Однажды она с хитрым видом поманила Алену за собою, на балкон. Дело было в каком-то окраинном казино. Уже загримированные и одетые, они убивали время перед началом показа, до которого оставалось целых полтора часа. Обычная какофония модельной гримерной на этот раз была возведена в квадрат – слишком много манекенщиц на тесное помещение. Кто-то орал в телефон на своего любовника, кто-то рассказывал о вчерашней попойке, кто-то вслух читал журнал, кто-то беззастенчиво брил подмышки, кто-то красил ногти на ногах, кто-то репетировал поворот. Алена стояла у стены, пытаясь отрешиться от этого кошмара, когда вдруг ей на помощь пришла Марианна со своим загадочным перстнем.

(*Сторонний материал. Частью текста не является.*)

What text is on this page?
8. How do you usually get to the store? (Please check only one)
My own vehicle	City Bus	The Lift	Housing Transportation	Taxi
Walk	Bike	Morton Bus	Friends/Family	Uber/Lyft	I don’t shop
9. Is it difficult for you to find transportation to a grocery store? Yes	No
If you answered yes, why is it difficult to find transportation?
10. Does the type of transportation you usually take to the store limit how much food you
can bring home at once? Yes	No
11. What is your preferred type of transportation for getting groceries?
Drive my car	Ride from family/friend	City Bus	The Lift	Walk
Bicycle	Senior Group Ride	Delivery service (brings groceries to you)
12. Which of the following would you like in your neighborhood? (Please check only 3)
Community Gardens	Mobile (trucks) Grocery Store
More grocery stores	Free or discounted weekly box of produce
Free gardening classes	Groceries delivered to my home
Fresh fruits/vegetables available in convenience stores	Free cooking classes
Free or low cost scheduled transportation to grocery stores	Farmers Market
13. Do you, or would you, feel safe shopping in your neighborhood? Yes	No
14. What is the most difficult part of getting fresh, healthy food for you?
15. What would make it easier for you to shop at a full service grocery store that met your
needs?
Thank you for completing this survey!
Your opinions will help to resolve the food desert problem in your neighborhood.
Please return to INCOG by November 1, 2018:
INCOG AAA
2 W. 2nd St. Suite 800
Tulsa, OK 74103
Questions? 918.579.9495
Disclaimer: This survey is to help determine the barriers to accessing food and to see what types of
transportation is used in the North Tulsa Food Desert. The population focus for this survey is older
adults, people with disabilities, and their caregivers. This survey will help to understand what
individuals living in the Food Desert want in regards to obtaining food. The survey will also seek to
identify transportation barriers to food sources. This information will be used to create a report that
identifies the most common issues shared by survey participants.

– Будешь? – подмигнула она, когда они оказались на тесном балкончике вдвоем.
Алена пожала плечами. Она неоднократно видела, как некоторые манекенщицы прикладывают свои точеные носики к дорожкам белого порошка, наспех рассыпанным по столику для грима. Кокаин был в моде.
– Да ладно, ты что, никогда не пробовала? – Марианна все поняла по ее лицу. – Ну ты даешь! Получается, я лишаю тебя девственности. Ну смотри, как надо!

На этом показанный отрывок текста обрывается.